As for trademarks, they are protected for ten years beginning from the date of application filing. Federal Institute of Intellectual Property accepts requests for protection renewal on an indefinite basis after each period of ten years. All renewals are performed as soon as they are considered by the Institute including the corresponding renewal payment.
Domain addresses are supposed to be renewed on an annual basis after payment of the respective registration fee.
Protection of designs takes five years starting from the date of submission of the appropriate application. Further, it can be protected for the next 25 years after covering the corresponding renewal fee. The period of 25 years is divided into four parts, where each one consists of five years.
The CopA ensures the protection of all creations from the time they are created. Such protection ends seventy years after the author’s decease. There are two exceptions to this rule – fifty years after the death of an author of a computer program and photo images together with 3-dimensional objects provided that such images and objects are not of individual character.
In the event that the author is unknown the period of protection ends after 70 years from the moment when it had been published.
Semiconductor topography rights are registered in case all relevant documents for application are correct and the respective fee is covered. The next ten years is the term when your circuit layout rights will be protected.
After fulfillment of all necessary procedures regarding the protection of the plant variety the duration of protection takes thirty years for tree species and twenty five for the rest of them.
The First Owner of Intellectual Property Rights
In case when all necessary procedures are done and all corresponding demands are met, the first owner is considered to be the individual who created an intellectual property right. If you are a creator then you will be granted a copyright. In case when you are an inventor then you will be entitled to a patent. All trademarks and domain address ownership require registration.
The next refers to the labor relationship:
- An employee who created the work is considered to be the owner of the copyright and at the same time, such copyright is submitted to the employer to some certain extent specified in the labor agreement. For example, when the software was created within the period of a hire agreement in the process of carrying out professional duties or performance of contractual commitments the worker is granted ownership but it will be only the employer who will have the rights to use it.

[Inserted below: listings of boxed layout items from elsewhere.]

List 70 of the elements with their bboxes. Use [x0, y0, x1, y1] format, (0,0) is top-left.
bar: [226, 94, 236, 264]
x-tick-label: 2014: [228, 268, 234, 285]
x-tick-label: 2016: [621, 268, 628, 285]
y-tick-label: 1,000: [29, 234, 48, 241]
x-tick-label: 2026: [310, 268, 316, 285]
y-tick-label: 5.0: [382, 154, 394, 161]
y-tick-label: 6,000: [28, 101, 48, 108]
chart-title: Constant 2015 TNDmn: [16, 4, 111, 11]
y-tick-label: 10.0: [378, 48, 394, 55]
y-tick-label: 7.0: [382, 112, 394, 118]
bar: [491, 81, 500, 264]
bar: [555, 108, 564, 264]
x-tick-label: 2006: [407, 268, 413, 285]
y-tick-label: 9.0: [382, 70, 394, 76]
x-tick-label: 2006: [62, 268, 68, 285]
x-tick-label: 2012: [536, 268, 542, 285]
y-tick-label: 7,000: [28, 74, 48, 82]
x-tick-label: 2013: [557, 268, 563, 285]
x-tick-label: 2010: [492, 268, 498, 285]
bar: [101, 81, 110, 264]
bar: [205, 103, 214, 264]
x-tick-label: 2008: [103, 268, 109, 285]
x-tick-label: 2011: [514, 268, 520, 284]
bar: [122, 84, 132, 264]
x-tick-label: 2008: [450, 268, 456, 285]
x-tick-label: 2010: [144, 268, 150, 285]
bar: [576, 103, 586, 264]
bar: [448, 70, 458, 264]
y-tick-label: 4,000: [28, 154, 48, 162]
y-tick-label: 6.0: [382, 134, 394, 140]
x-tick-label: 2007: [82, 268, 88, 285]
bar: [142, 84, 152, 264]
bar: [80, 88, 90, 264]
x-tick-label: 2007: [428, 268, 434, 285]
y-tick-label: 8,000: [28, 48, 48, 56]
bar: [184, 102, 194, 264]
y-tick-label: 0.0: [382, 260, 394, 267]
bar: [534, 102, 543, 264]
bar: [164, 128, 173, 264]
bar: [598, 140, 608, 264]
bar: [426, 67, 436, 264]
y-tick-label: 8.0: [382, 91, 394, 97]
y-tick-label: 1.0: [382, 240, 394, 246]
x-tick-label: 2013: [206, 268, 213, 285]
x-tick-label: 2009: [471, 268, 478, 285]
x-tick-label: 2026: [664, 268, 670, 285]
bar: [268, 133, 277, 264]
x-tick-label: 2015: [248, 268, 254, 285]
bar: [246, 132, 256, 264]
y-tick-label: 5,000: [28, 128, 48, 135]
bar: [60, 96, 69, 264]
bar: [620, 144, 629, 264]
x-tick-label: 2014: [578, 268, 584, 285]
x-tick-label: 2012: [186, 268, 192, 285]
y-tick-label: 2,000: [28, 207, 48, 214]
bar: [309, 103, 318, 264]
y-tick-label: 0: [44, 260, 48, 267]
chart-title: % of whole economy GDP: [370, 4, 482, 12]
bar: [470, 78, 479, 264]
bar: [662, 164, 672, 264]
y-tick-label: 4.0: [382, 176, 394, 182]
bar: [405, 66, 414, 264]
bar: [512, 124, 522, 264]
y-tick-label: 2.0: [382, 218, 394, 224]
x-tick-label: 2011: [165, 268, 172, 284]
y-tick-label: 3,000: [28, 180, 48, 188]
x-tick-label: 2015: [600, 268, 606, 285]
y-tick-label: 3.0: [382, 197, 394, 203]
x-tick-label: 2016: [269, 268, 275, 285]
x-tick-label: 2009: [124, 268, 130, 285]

- In the event when a design or an invention were created by the worker alone or together with other employees during the time of his or her working activity for the employer during the working hours and fulfilling his or her contractual commitments belong to the employer despite the fact if they are protected or not. Moreover, all employers are entitled to reserve the rights to obtain designs and inventions made by their respective employees during their working activity but not in fulfillment of his or her contractual commitments. In this case, the worker makes a corresponding notification to his or her employer in written form. After that, an employee is granted a separate and relevant remuneration.